Ciuman khianat seorang murid yang menyerahkan gurunya ke
tangan musuh-musuh-Nya. Itulah yang dilakukan oleh Yudas Iskariot, pada waktu
menyerahkan Tuhan Yesus kepada orang-orang suruhan imam-imam kepala, ahli
Taurat dan tua-tua bangsa Israel. Mereka datang bersama Yudas dengan membawa
pedang dan pentung ke taman Getsemani, di mana Tuhan Yesus sedang menyendiri
dan berdoa kepada Tuhan Allah. Yudas sudah mengadakan kesepakatan dengan para
iman kepala dan ahli Taurat serta tua-tua, bahwa orang yang diciumnya itulah
orang yang harus ditangkap.
Dengan sebuah ciuman Yudas Iskariot menyerahkan Yesus agar
ditangkap dan diadili. Pada waktu Tuhan Yesus ditangkap, ia tidak melawan.

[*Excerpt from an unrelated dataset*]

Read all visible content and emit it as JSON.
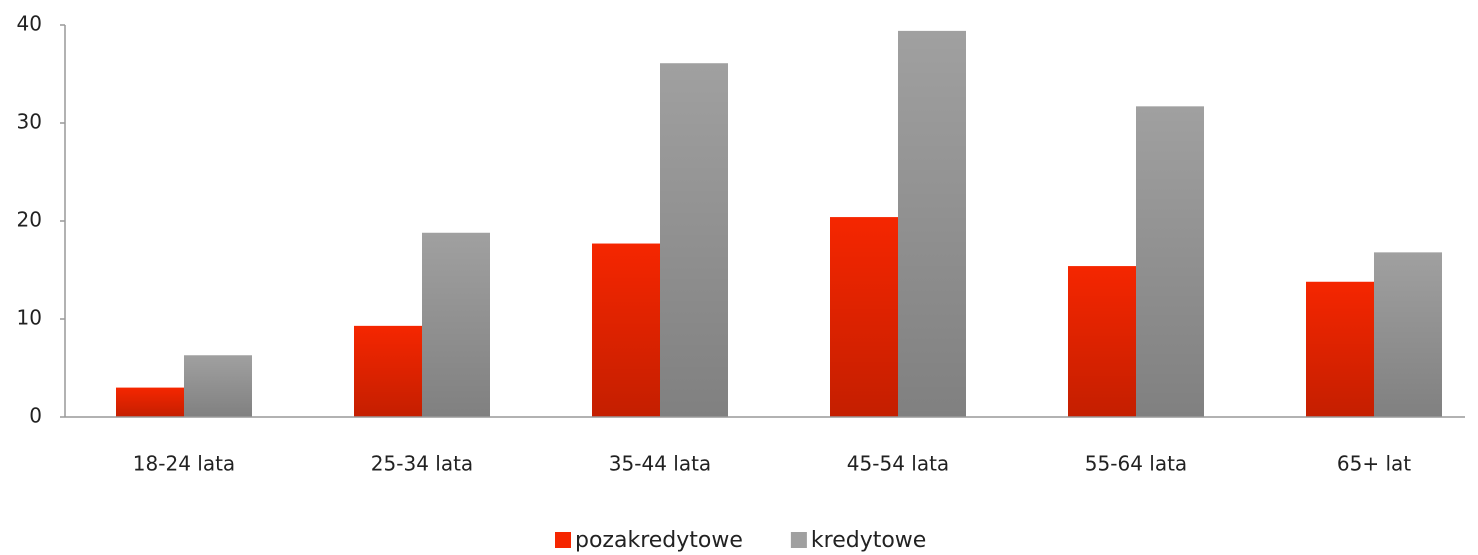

Namun salah seorang dari murid Tuhan Yesus, yang berada di sekitar situ
menghunus pedangnya. Lalu meletakkannya kepada hamba Imam Besar hingga putus
telinganya. Namun Yesus berkata,”Sudah cukup.” Ia menjamah telinga orang itu
dan menyembuhkannya (Lukas 22:51). Tuhan Yesus tahu, bahwa waktunya sudah tiba,
bahwa ia akan ditangkap, diadili, disiksa dan dihukum mati di kayu salib. Kata
Yesus kepada mereka,”Sangkamu Aku ini penyamun, maka kamu datang lengkap dengan
pedang dan pentung untuk menangkap Aku? Padahal tiap-tiap hari Aku ada di
tengah-tengah kamu mengajar di Bait Allah, dan kamu tidak mengkap Aku
Kalau kita merenung sejenak, apakah bentuk kasih yang kita nyatakan kepada seseorang menjadi alat terselubug untuk mencapai tujuan pribadi kita?. Seseorang bisa sangat menghargai dan menghormati hanya agar dapat terus menikmati keuntungan tertentu. Seorang ayah bisa jauh terlibat dalam kehidupan anaknya hanya sekedar memperoleh kedekatan yang mungkin tidak pernah ia dapatkan dari orang tua sebelumnya. Banyak alasan yang dapat menipu diri kita dan orang lain dari menyayangi dengan sepenuh hati. jadi apakah kita sudah mengasihi dengan Tulus?. Bersikap ramah dan hangat itu perlu. Sebuah jabat tangan,
pelukan, ciuman, dan sikap penuh perhatian penting untuk menyatakan
kasih. Namun, pastikan kita melakukannya dengan tulus. Tanpa
kamuflase. Sebab jika kita memakainya sekadar untuk menjaga
"topeng kerohanian"
kita, orang akan merasa ditipu dan dikhianati. Tidak jauh berbeda dengan ciuman Yudas!